Потрясенный Феликс ответил, но слова его прозвучали не особенно связно:
— Да кого угодно! Но я не представляю… кого она могла шантажировать у нас в театре? Да и не у нас тоже… Господи, вот ведь совсем мозгов у этой дуры не было!
* * *
— Полезнейший для следствия человек Станислав Сергеевич! — объявила я и положила в чай еще одну ложку сахара. — Весь театр стоит на том, что Кострову с Каретниковым никто из своих отравить не мог, разве что некоторые осторожно намекают, что были у госпожи примадонны трения кое с кем из собратьев по высокому искусству. А Станислав Сергеевич чуть не каждому из этих собратьев нашел и причину, и возможность… Мы с ним долго разговаривали, у меня все записано на пленку, но давайте я сначала главное расскажу.
— Докладывай, — благосклонно кивнул шеф, придвигая мне вазочку с печеньем.
Я сделала несколько глотков чая, закусила печенькой и, поглядывая в записи, четко изложила краткую версию беседы. Потом так же кратко пересказала разговоры с Мартыновой и с директором театра. Слушали меня внимательно, у Гошки даже лицо посветлело — напарник явно был доволен.
— Таким образом, мы имеем достаточно ясную картину, — подвела я итог. — Из ежедневника исчезли страницы, исписанные разными вариантами надписей для венка, а оторванная от одного из листков полоска была спрятана в карман Каретникову.
— Слова «Прости меня, Галя» прекрасно подходят в качестве прощальной записки, — подхватил Гошка. — Влить уже пьяному мужику пару глотков водки, щедро заправив ее дигитоксином, подождать, пока он отдаст концы, уложить на диване в естественной позе… может, этот Станислав Сергеевич сам все и проделал?

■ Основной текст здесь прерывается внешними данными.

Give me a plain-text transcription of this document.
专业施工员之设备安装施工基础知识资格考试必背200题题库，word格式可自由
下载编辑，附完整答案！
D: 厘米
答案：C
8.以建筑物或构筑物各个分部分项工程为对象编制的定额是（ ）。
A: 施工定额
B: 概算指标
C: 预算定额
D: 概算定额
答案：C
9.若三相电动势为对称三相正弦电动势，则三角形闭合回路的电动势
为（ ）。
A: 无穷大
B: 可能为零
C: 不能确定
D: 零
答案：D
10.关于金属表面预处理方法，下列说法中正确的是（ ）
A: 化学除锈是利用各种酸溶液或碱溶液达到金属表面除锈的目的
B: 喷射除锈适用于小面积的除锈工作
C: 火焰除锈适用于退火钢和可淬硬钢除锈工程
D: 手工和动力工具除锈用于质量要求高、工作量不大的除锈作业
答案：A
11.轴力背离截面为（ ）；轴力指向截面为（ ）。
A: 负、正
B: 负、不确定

— А зачем тогда он мне обо всем рассказал? Если бы не он, мы бы так и думали, что это реальная предсмертная записка… нет, эту версию проверять, только если ни одной другой не останется.

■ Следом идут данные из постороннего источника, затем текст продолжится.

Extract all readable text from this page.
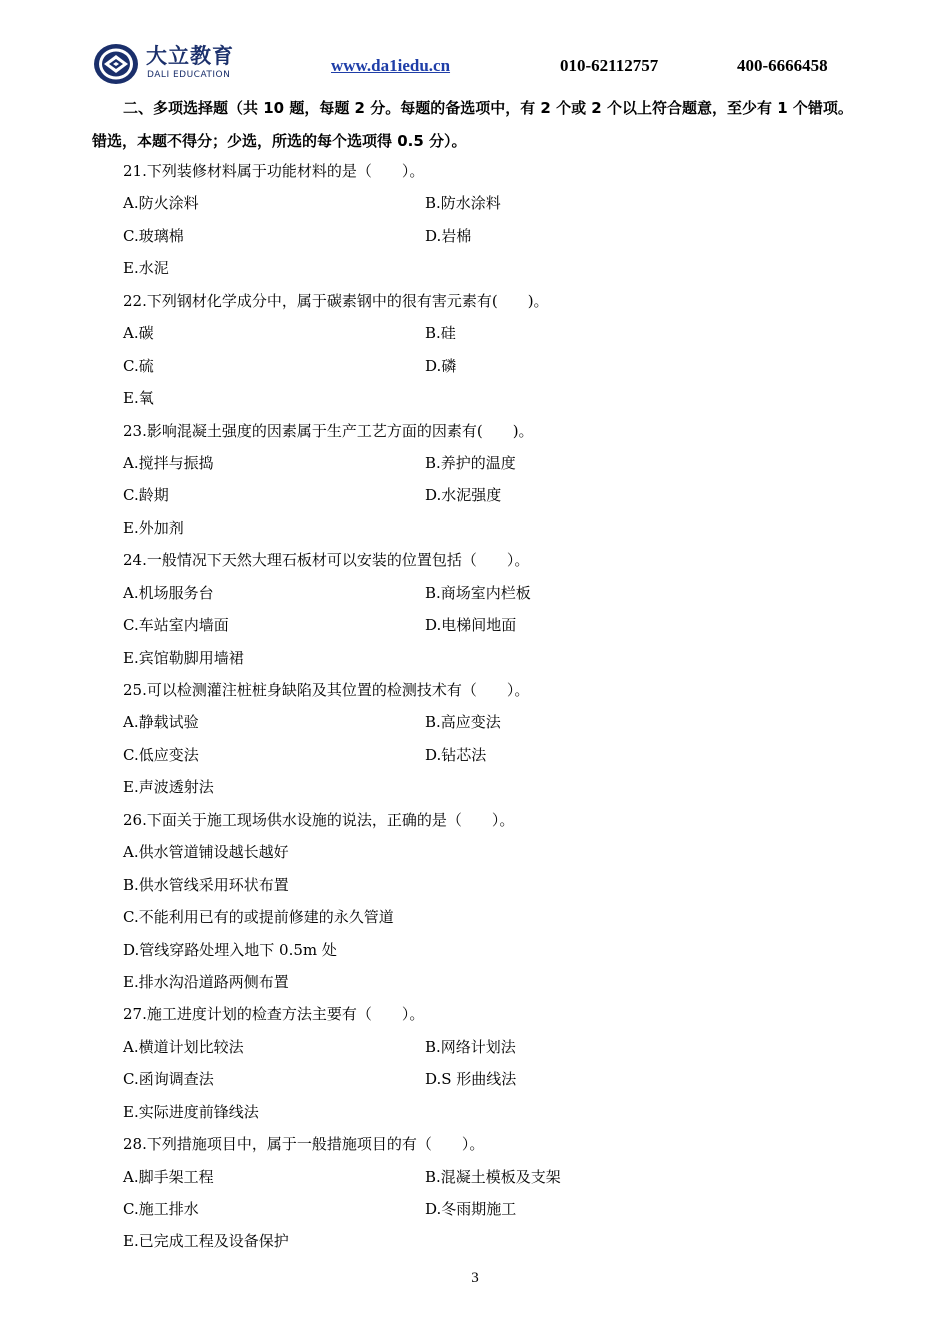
大立教育
DALI EDUCATION	www.da1iedu.cn	010-62112757	400-6666458
二、多项选择题（共 10 题，每题 2 分。每题的备选项中，有 2 个或 2 个以上符合题意，至少有 1 个错项。错选，本题不得分；少选，所选的每个选项得 0.5 分）。
21.下列装修材料属于功能材料的是（　　）。
A.防火涂料	B.防水涂料
C.玻璃棉	D.岩棉
E.水泥
22.下列钢材化学成分中，属于碳素钢中的很有害元素有(　　)。
A.碳	B.硅
C.硫	D.磷
E.氧
23.影响混凝土强度的因素属于生产工艺方面的因素有(　　)。
A.搅拌与振捣	B.养护的温度
C.龄期	D.水泥强度
E.外加剂
24.一般情况下天然大理石板材可以安装的位置包括（　　）。
A.机场服务台	B.商场室内栏板
C.车站室内墙面	D.电梯间地面
E.宾馆勒脚用墙裙
25.可以检测灌注桩桩身缺陷及其位置的检测技术有（　　）。
A.静载试验	B.高应变法
C.低应变法	D.钻芯法
E.声波透射法
26.下面关于施工现场供水设施的说法，正确的是（　　）。
A.供水管道铺设越长越好
B.供水管线采用环状布置
C.不能利用已有的或提前修建的永久管道
D.管线穿路处埋入地下 0.5m 处
E.排水沟沿道路两侧布置
27.施工进度计划的检查方法主要有（　　）。
A.横道计划比较法	B.网络计划法
C.函询调查法	D.S 形曲线法
E.实际进度前锋线法
28.下列措施项目中，属于一般措施项目的有（　　）。
A.脚手架工程	B.混凝土模板及支架
C.施工排水	D.冬雨期施工
E.已完成工程及设备保护
3
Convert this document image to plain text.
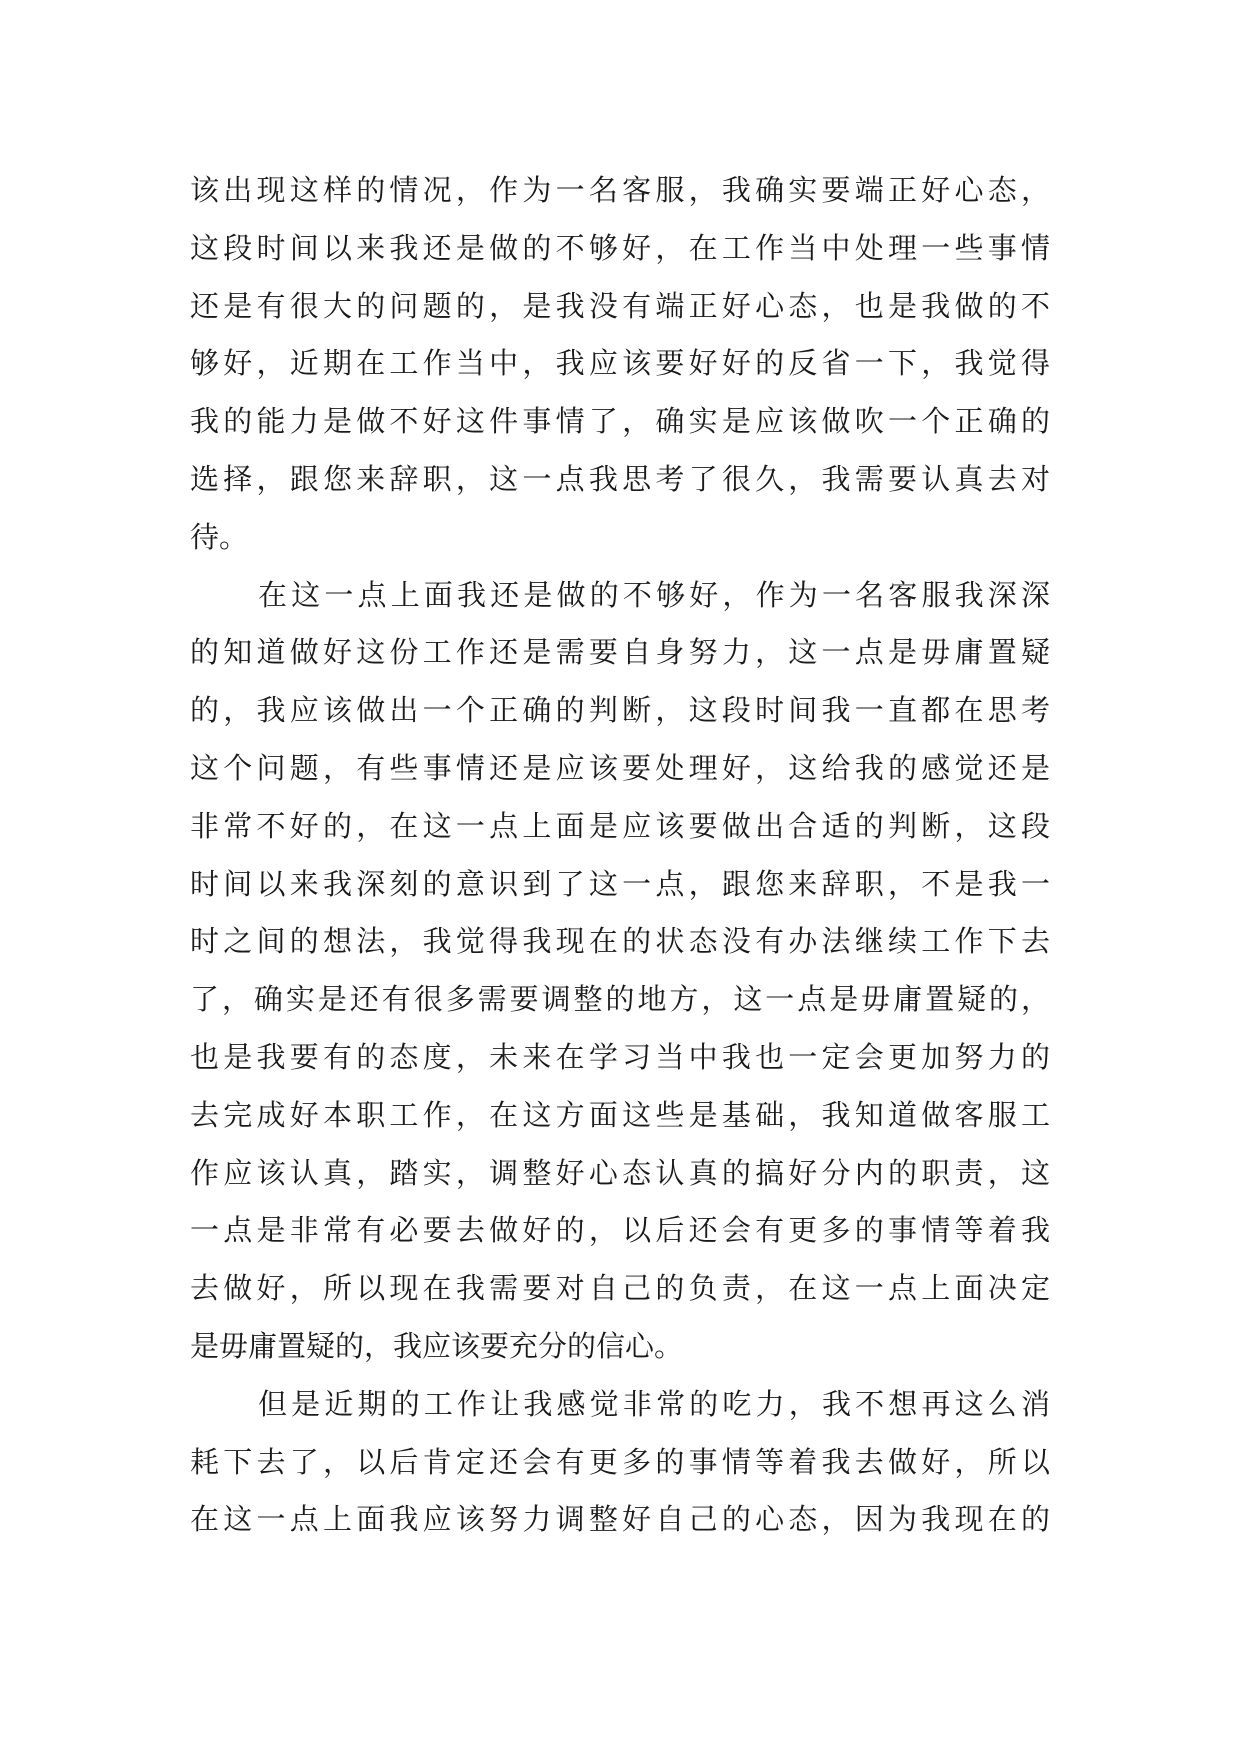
该出现这样的情况，作为一名客服，我确实要端正好心态，
这段时间以来我还是做的不够好，在工作当中处理一些事情
还是有很大的问题的，是我没有端正好心态，也是我做的不
够好，近期在工作当中，我应该要好好的反省一下，我觉得
我的能力是做不好这件事情了，确实是应该做吹一个正确的
选择，跟您来辞职，这一点我思考了很久，我需要认真去对
待。
在这一点上面我还是做的不够好，作为一名客服我深深
的知道做好这份工作还是需要自身努力，这一点是毋庸置疑
的，我应该做出一个正确的判断，这段时间我一直都在思考
这个问题，有些事情还是应该要处理好，这给我的感觉还是
非常不好的，在这一点上面是应该要做出合适的判断，这段
时间以来我深刻的意识到了这一点，跟您来辞职，不是我一
时之间的想法，我觉得我现在的状态没有办法继续工作下去
了，确实是还有很多需要调整的地方，这一点是毋庸置疑的，
也是我要有的态度，未来在学习当中我也一定会更加努力的
去完成好本职工作，在这方面这些是基础，我知道做客服工
作应该认真，踏实，调整好心态认真的搞好分内的职责，这
一点是非常有必要去做好的，以后还会有更多的事情等着我
去做好，所以现在我需要对自己的负责，在这一点上面决定
是毋庸置疑的，我应该要充分的信心。
但是近期的工作让我感觉非常的吃力，我不想再这么消
耗下去了，以后肯定还会有更多的事情等着我去做好，所以
在这一点上面我应该努力调整好自己的心态，因为我现在的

— А другие у нас очень даже есть! То есть не совсем версии. — Я отхлебнула остывшего чая и поморщилась. — Скажем так: есть информация, из которой можно сделать выводы, вот только…
— Только ты не знаешь какие, — правильно понял меня шеф.

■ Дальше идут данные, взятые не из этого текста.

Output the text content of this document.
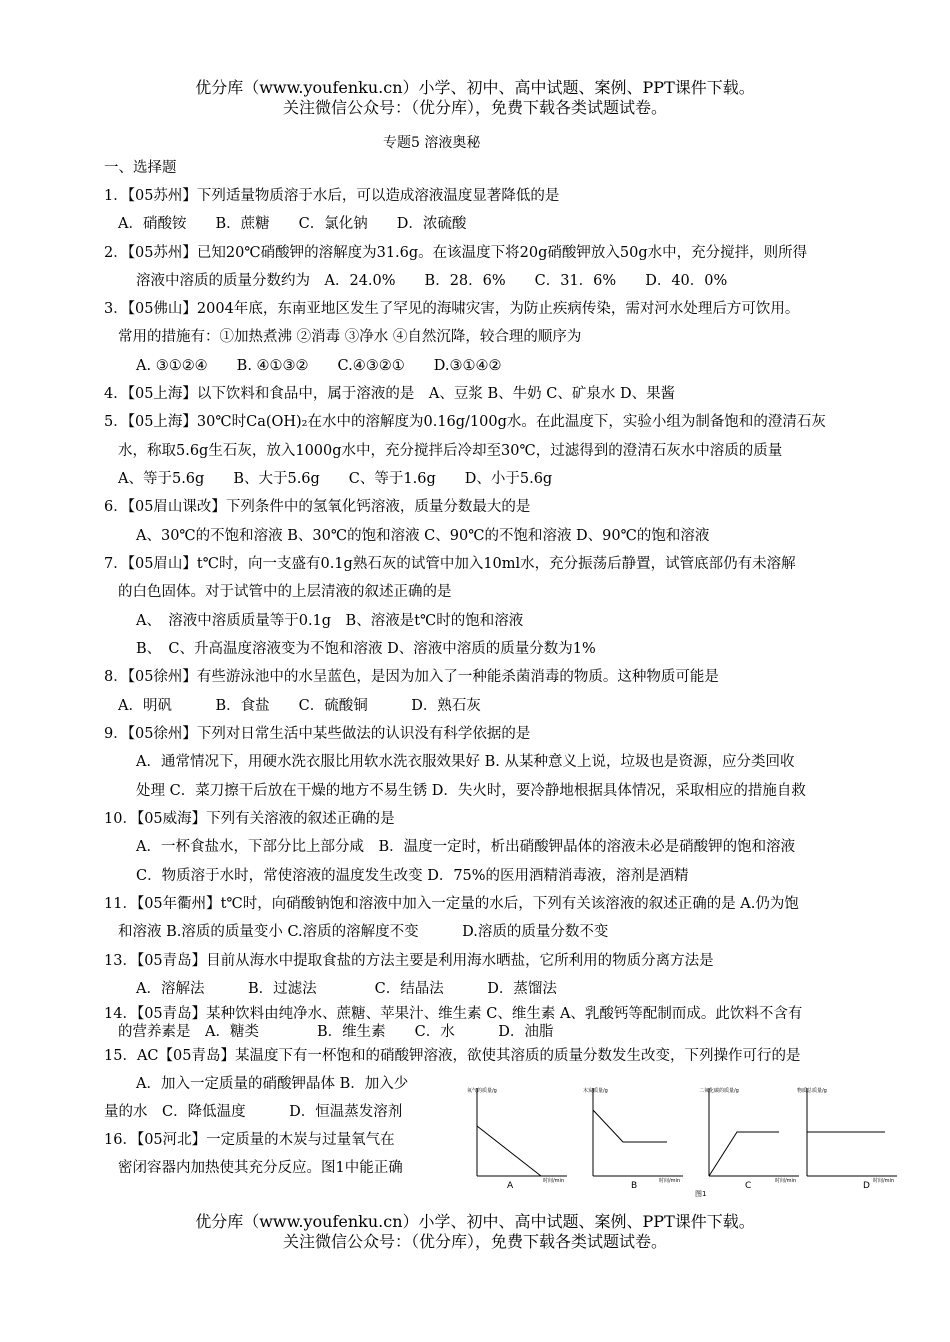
优分库（www.youfenku.cn）小学、初中、高中试题、案例、PPT课件下载。
关注微信公众号：（优分库），免费下载各类试题试卷。
专题5 溶液奥秘
一、选择题
1．【05苏州】下列适量物质溶于水后，可以造成溶液温度显著降低的是
A．硝酸铵　　B．蔗糖　　C．氯化钠　　D．浓硫酸
2．【05苏州】已知20℃硝酸钾的溶解度为31.6g。在该温度下将20g硝酸钾放入50g水中，充分搅拌，则所得
溶液中溶质的质量分数约为　A．24.0%　　B．28．6%　　C．31．6%　　D．40．0%
3．【05佛山】2004年底，东南亚地区发生了罕见的海啸灾害，为防止疾病传染，需对河水处理后方可饮用。
常用的措施有：①加热煮沸 ②消毒 ③净水 ④自然沉降，较合理的顺序为
A. ③①②④　　B. ④①③②　　C.④③②①　　D.③①④②
4．【05上海】以下饮料和食品中，属于溶液的是　A、豆浆 B、牛奶 C、矿泉水 D、果酱
5．【05上海】30℃时Ca(OH)₂在水中的溶解度为0.16g/100g水。在此温度下，实验小组为制备饱和的澄清石灰
水，称取5.6g生石灰，放入1000g水中，充分搅拌后冷却至30℃，过滤得到的澄清石灰水中溶质的质量
A、等于5.6g　　B、大于5.6g　　C、等于1.6g　　D、小于5.6g
6．【05眉山课改】下列条件中的氢氧化钙溶液，质量分数最大的是
A、30℃的不饱和溶液 B、30℃的饱和溶液 C、90℃的不饱和溶液 D、90℃的饱和溶液
7．【05眉山】t℃时，向一支盛有0.1g熟石灰的试管中加入10ml水，充分振荡后静置，试管底部仍有未溶解
的白色固体。对于试管中的上层清液的叙述正确的是
A、　溶液中溶质质量等于0.1g　B、溶液是t℃时的饱和溶液
B、　C、升高温度溶液变为不饱和溶液 D、溶液中溶质的质量分数为1%
8．【05徐州】有些游泳池中的水呈蓝色，是因为加入了一种能杀菌消毒的物质。这种物质可能是
A．明矾　　　B．食盐　　C．硫酸铜　　　D．熟石灰
9．【05徐州】下列对日常生活中某些做法的认识没有科学依据的是
A．通常情况下，用硬水洗衣服比用软水洗衣服效果好 B. 从某种意义上说，垃圾也是资源，应分类回收
处理 C．菜刀擦干后放在干燥的地方不易生锈 D．失火时，要冷静地根据具体情况，采取相应的措施自救
10．【05威海】下列有关溶液的叙述正确的是
A．一杯食盐水，下部分比上部分咸　B．温度一定时，析出硝酸钾晶体的溶液未必是硝酸钾的饱和溶液
C．物质溶于水时，常使溶液的温度发生改变 D．75%的医用酒精消毒液，溶剂是酒精
11．【05年衢州】t℃时，向硝酸钠饱和溶液中加入一定量的水后，下列有关该溶液的叙述正确的是 A.仍为饱
和溶液 B.溶质的质量变小 C.溶质的溶解度不变　　　D.溶质的质量分数不变
13．【05青岛】目前从海水中提取食盐的方法主要是利用海水晒盐，它所利用的物质分离方法是
A．溶解法　　　B．过滤法　　　　C．结晶法　　　D．蒸馏法
14．【05青岛】某种饮料由纯净水、蔗糖、苹果汁、维生素 C、维生素 A、乳酸钙等配制而成。此饮料不含有
的营养素是　A．糖类　　　　B．维生素　　C．水　　　D．油脂
15．AC【05青岛】某温度下有一杯饱和的硝酸钾溶液，欲使其溶质的质量分数发生改变，下列操作可行的是
A．加入一定质量的硝酸钾晶体 B．加入少
量的水　C．降低温度　　　D．恒温蒸发溶剂
16．【05河北】一定质量的木炭与过量氧气在
密闭容器内加热使其充分反应。图1中能正确
氧气的质量/g	木炭质量/g	二氧化碳的质量/g	物质总质量/g
时间/min	时间/min	时间/min	时间/min
A	B	C	D
图1
优分库（www.youfenku.cn）小学、初中、高中试题、案例、PPT课件下载。
关注微信公众号：（优分库），免费下载各类试题试卷。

— Савицкий видел колье Завойтовой в руках у Олега и при этом слышал, как они с Шурочкой говорили про чью-то сестру и жадность врачей… у меня нет сомнений, что это имеет самое непосредственное отношение к делу, но вот какое?
— Сестра или его, или ее, — Ниночка что-то черканула в блокноте, — чего ради им чужих родственников обсуждать? Но это я быстро выясню, это не проблема.
— А если дело в том, что эта сестра тяжело больна — операция нужна серьезная или лекарства какие особые? — обрадовалась я. — Тогда и про жадность врачей в разговор хорошо ложится. И если колье нужно, чтобы заплатить за лечение… нет, все равно непонятно — где они его взяли? Не украли же? — осеклась я и уставилась на Гошку. — А почему не украли? Может, они и украли? Но почему тогда колье оказалось у Костровой? Уж она точно не врач!